Circuit Depth Reduction of One-Ancilla Quantum Differential Equation Solver via Extrapolation
Abstract
Solving linear differential equations is a fundamental task in scientific computing and an important primitive for quantum computing.
A recent one-ancilla quantum differential equation solver provides a hardware-friendly and locality-preserving approach with provable performance guarantees, making it highly suitable for the early fault-tolerant and near-term regimes.
Its simple circuit structure comes with a natural trade-off: the maximum single-run circuit depth scales as $O (1/\epsilon)$ in the target accuracy $\epsilon$.
In this work, we reduce this depth by combining the solver with classical step-size postprocessing.
By running the one-ancilla solver at a logarithmic number of finite time step sizes and using classical post-processing to cancel leading discretization errors, we reduce the maximum single-run circuit depth to $O(\mathrm{polylog}(1/\epsilon))$ without adding quantum ancillae or sacrificing locality.

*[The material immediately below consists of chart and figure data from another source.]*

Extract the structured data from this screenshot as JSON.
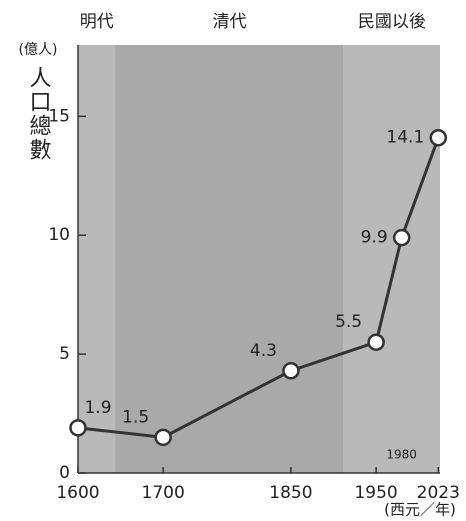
{
  "chart_data": {
    "type": "line",
    "eras": [
      {
        "label": "明代",
        "start": 1600,
        "end": 1644,
        "color": "#b9b9b9"
      },
      {
        "label": "清代",
        "start": 1644,
        "end": 1912,
        "color": "#a9a9a9"
      },
      {
        "label": "民國以後",
        "start": 1912,
        "end": 2025,
        "color": "#b9b9b9"
      }
    ],
    "y_unit": "(億人)",
    "y_label": "人口總數",
    "x_unit": "(西元／年)",
    "x": [
      1600,
      1700,
      1850,
      1950,
      1980,
      2023
    ],
    "series": [
      {
        "name": "人口總數",
        "color": "#333333",
        "values": [
          1.9,
          1.5,
          4.3,
          5.5,
          9.9,
          14.1
        ]
      }
    ],
    "xlim": [
      1600,
      2025
    ],
    "ylim": [
      0,
      18
    ],
    "xticks": [
      1600,
      1700,
      1850,
      1950,
      2023
    ],
    "marked_x": 1980,
    "yticks": [
      0,
      5,
      10,
      15
    ]
  }
}
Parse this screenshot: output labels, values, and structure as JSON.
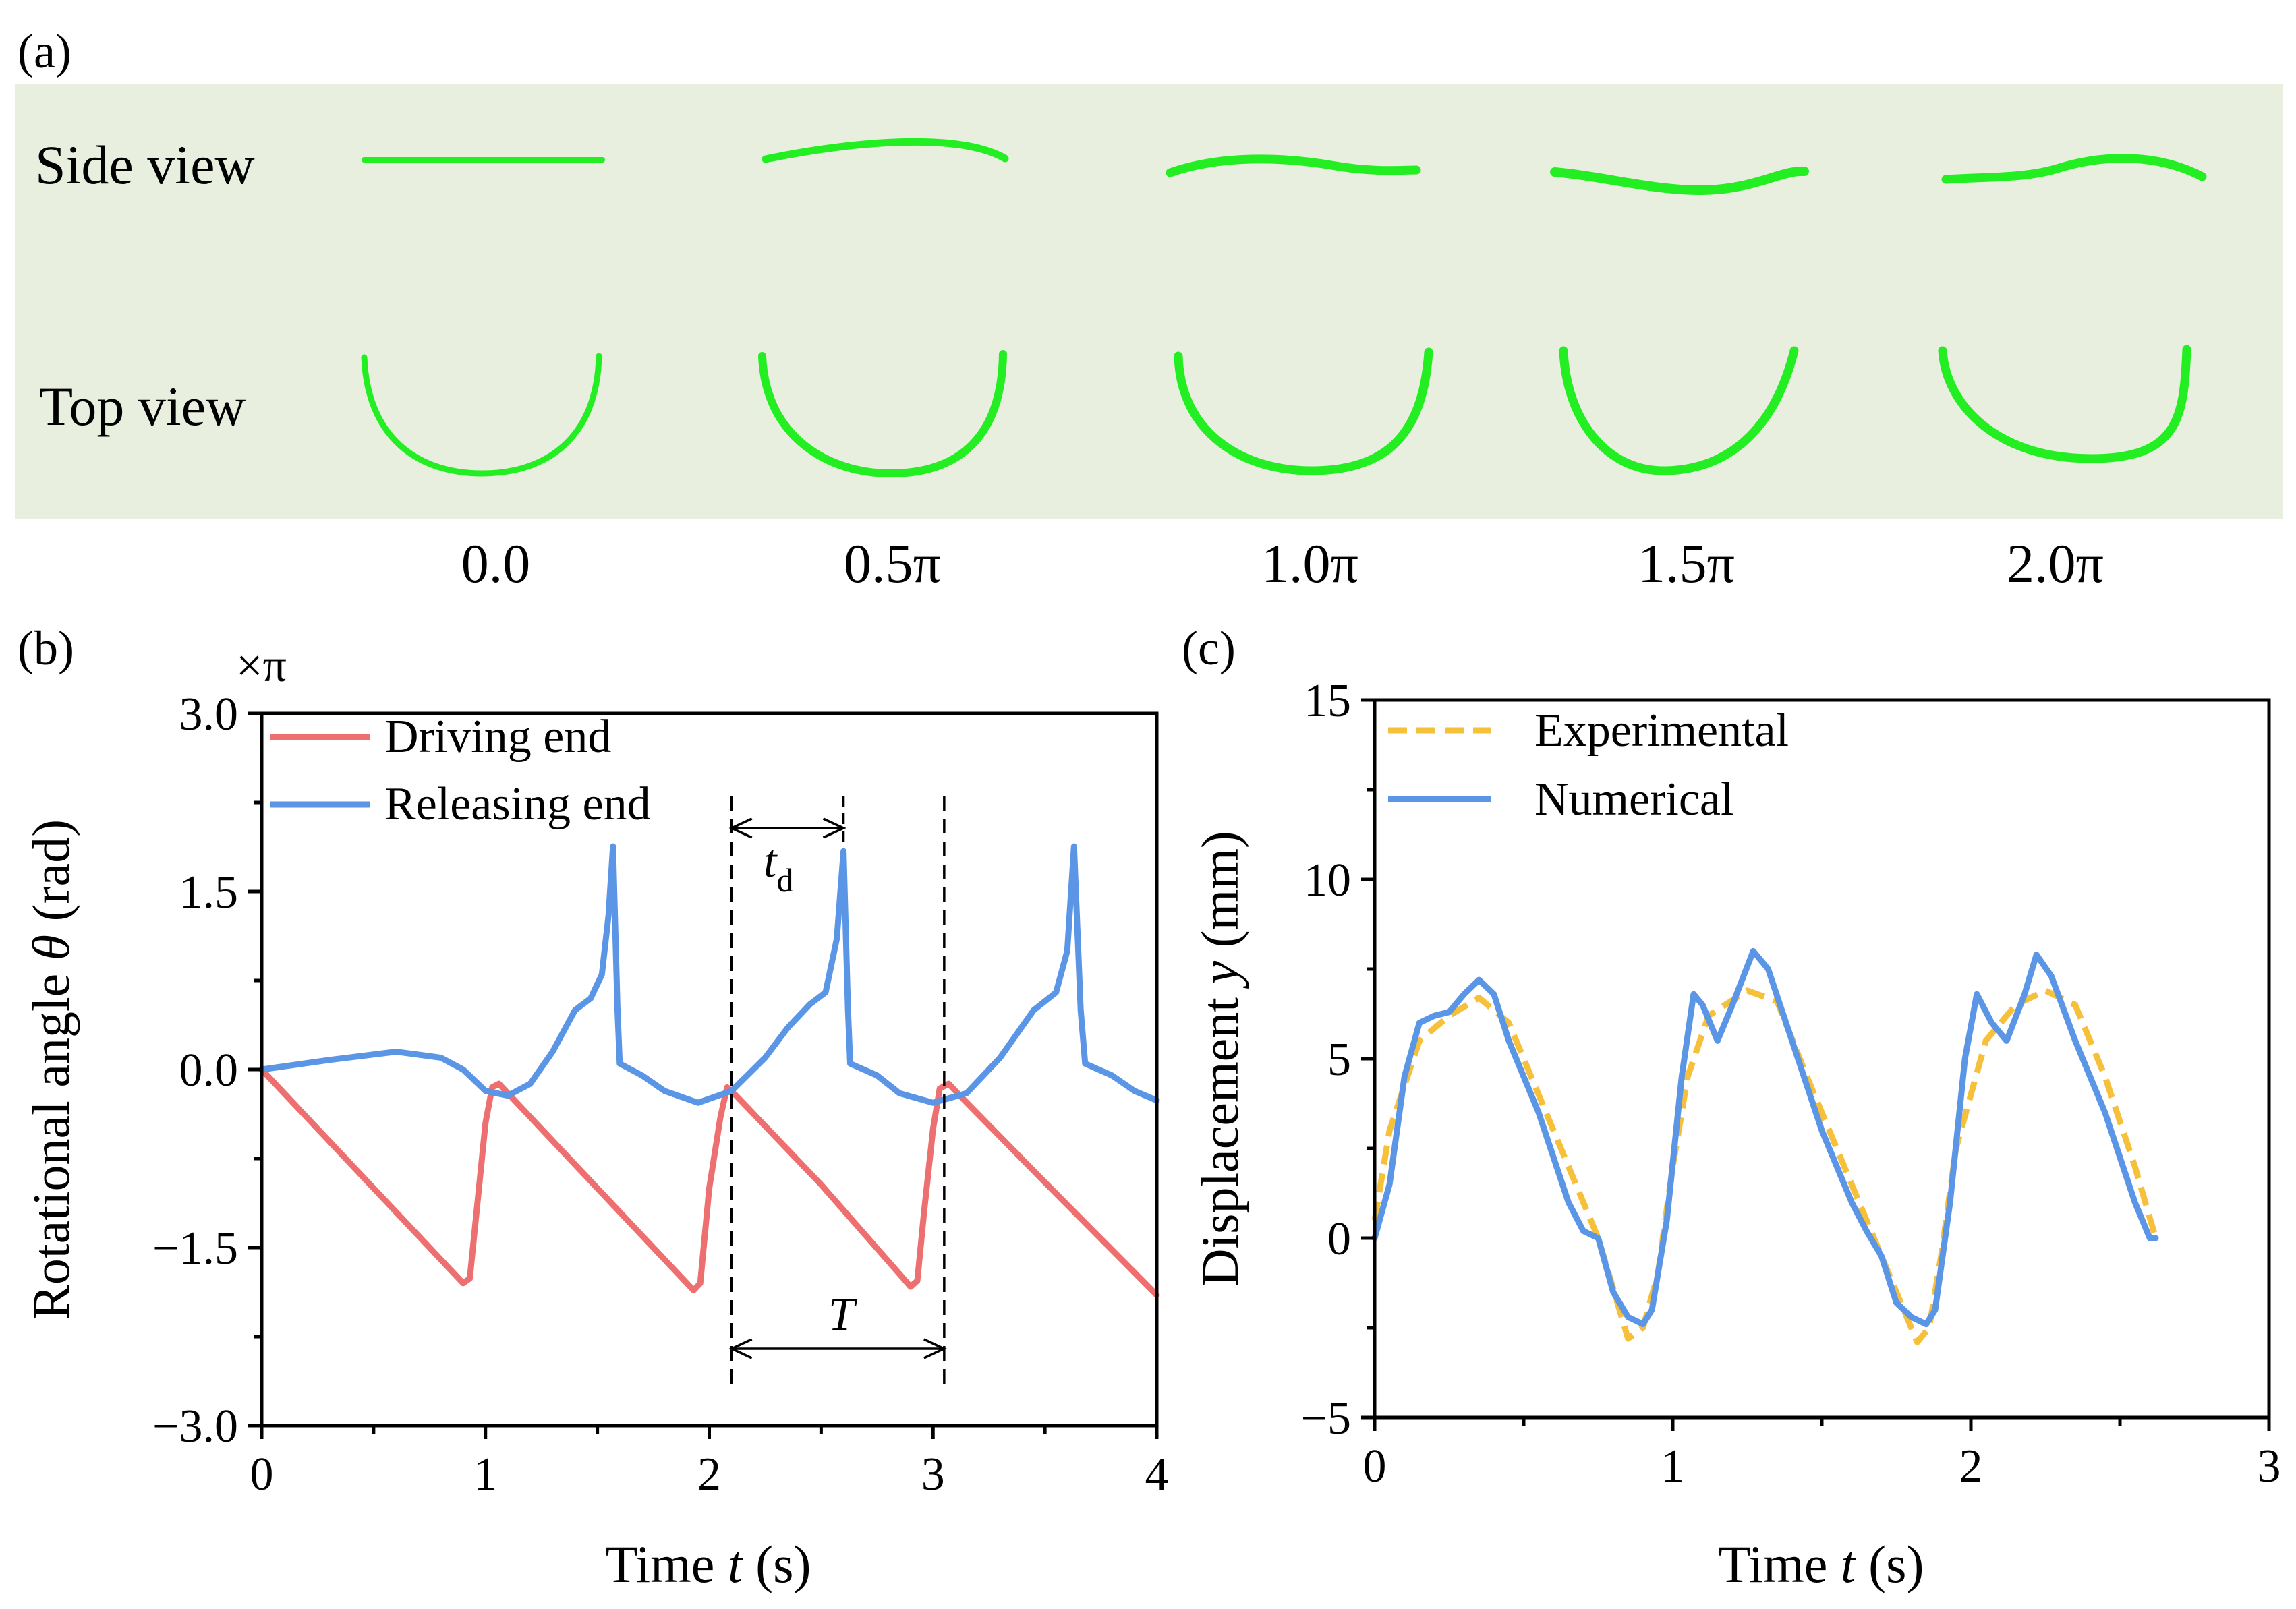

Technically, extending extrapolation ideas beyond Hamiltonian and Lindbladian dynamics requires regularity estimates for observable maps under nonunitary evolution, which we obtain through a holomorphic extension of the adjoint evolution.
Numerical experiments on the Hatano-Nelson model (ODE) and the convection-diffusion equation (PDE) demonstrate the effectiveness of the approach.